Un autre Saint-Pierre, 4,49 tonneaux, 6,69 mètres, sloup construit à Loguivy par Olivier Derrien, francisé le 12 août 1874, un mât, ni faux tillac, ni vaigrage, ni serrage. Longueur 6,69 m, largeur 2,42 m, creux 1,46 m... Kervarec l’utilise au moins jusqu’en 1882
NR4, sloup 6,07 tonneaux jusqu’en 1892
Louis, sloup 5,61 tonneaux au pilotage jusqu’en 95, à la pêche en 1896...
(à l’état-civil, recensement 1891: Kervarec 62 ans est noté “pêcheur”
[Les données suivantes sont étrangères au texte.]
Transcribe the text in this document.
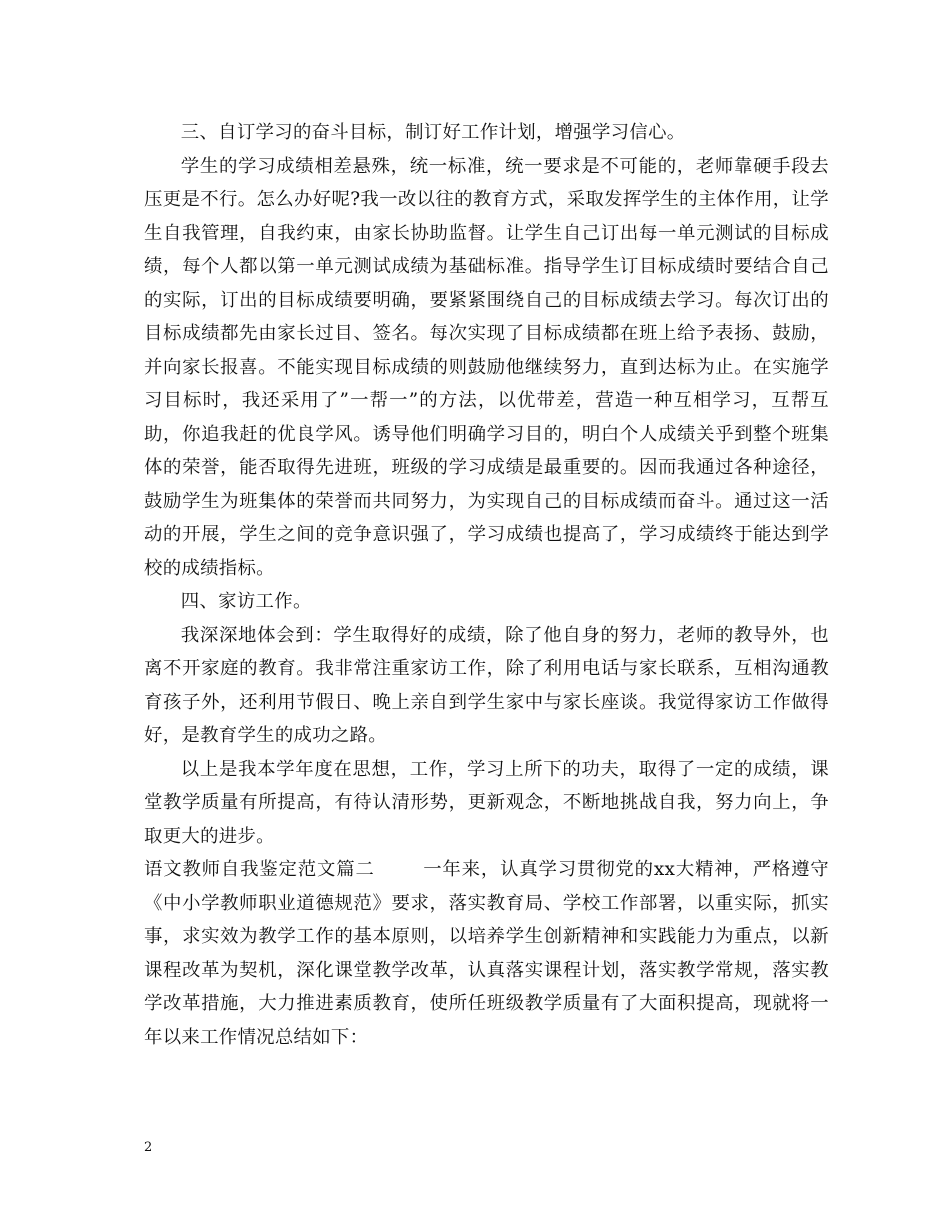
三、自订学习的奋斗目标，制订好工作计划，增强学习信心。

学生的学习成绩相差悬殊，统一标准，统一要求是不可能的，老师靠硬手段去压更是不行。怎么办好呢?我一改以往的教育方式，采取发挥学生的主体作用，让学生自我管理，自我约束，由家长协助监督。让学生自己订出每一单元测试的目标成绩，每个人都以第一单元测试成绩为基础标准。指导学生订目标成绩时要结合自己的实际，订出的目标成绩要明确，要紧紧围绕自己的目标成绩去学习。每次订出的目标成绩都先由家长过目、签名。每次实现了目标成绩都在班上给予表扬、鼓励，并向家长报喜。不能实现目标成绩的则鼓励他继续努力，直到达标为止。在实施学习目标时，我还采用了”一帮一”的方法，以优带差，营造一种互相学习，互帮互助，你追我赶的优良学风。诱导他们明确学习目的，明白个人成绩关乎到整个班集体的荣誉，能否取得先进班，班级的学习成绩是最重要的。因而我通过各种途径，鼓励学生为班集体的荣誉而共同努力，为实现自己的目标成绩而奋斗。通过这一活动的开展，学生之间的竞争意识强了，学习成绩也提高了，学习成绩终于能达到学校的成绩指标。

四、家访工作。

我深深地体会到：学生取得好的成绩，除了他自身的努力，老师的教导外，也离不开家庭的教育。我非常注重家访工作，除了利用电话与家长联系，互相沟通教育孩子外，还利用节假日、晚上亲自到学生家中与家长座谈。我觉得家访工作做得好，是教育学生的成功之路。

以上是我本学年度在思想，工作，学习上所下的功夫，取得了一定的成绩，课堂教学质量有所提高，有待认清形势，更新观念，不断地挑战自我，努力向上，争取更大的进步。

语文教师自我鉴定范文篇二	一年来，认真学习贯彻党的xx大精神，严格遵守《中小学教师职业道德规范》要求，落实教育局、学校工作部署，以重实际，抓实事，求实效为教学工作的基本原则，以培养学生创新精神和实践能力为重点，以新课程改革为契机，深化课堂教学改革，认真落实课程计划，落实教学常规，落实教学改革措施，大力推进素质教育，使所任班级教学质量有了大面积提高，现就将一年以来工作情况总结如下：

2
SELON la matricule des pilotes du Conquet, 2P3 221.. (si la copie en ma possession n’est pas erronée, Kervarec était patron borneur de 1871 à 1877, or c’est pendant cette époque que s’est passé l’épisode du Brazilian (1876) où il est bien cité comme pilote)...
1876...Enquête nautique, accident du Brazilian. Le capitaine du steamer anglais Brazilian prétend avoir attendu le pilote pour Brest près de la Vandrée sans trouver la bouée à cloche qui balise le haut-fond.. (la bouée a effectivement disparu depuis le mois de mars précédent. Au cours de cette attente, il dit avoir talonné sur la roche et seulement à ce moment un pilote s’est présenté.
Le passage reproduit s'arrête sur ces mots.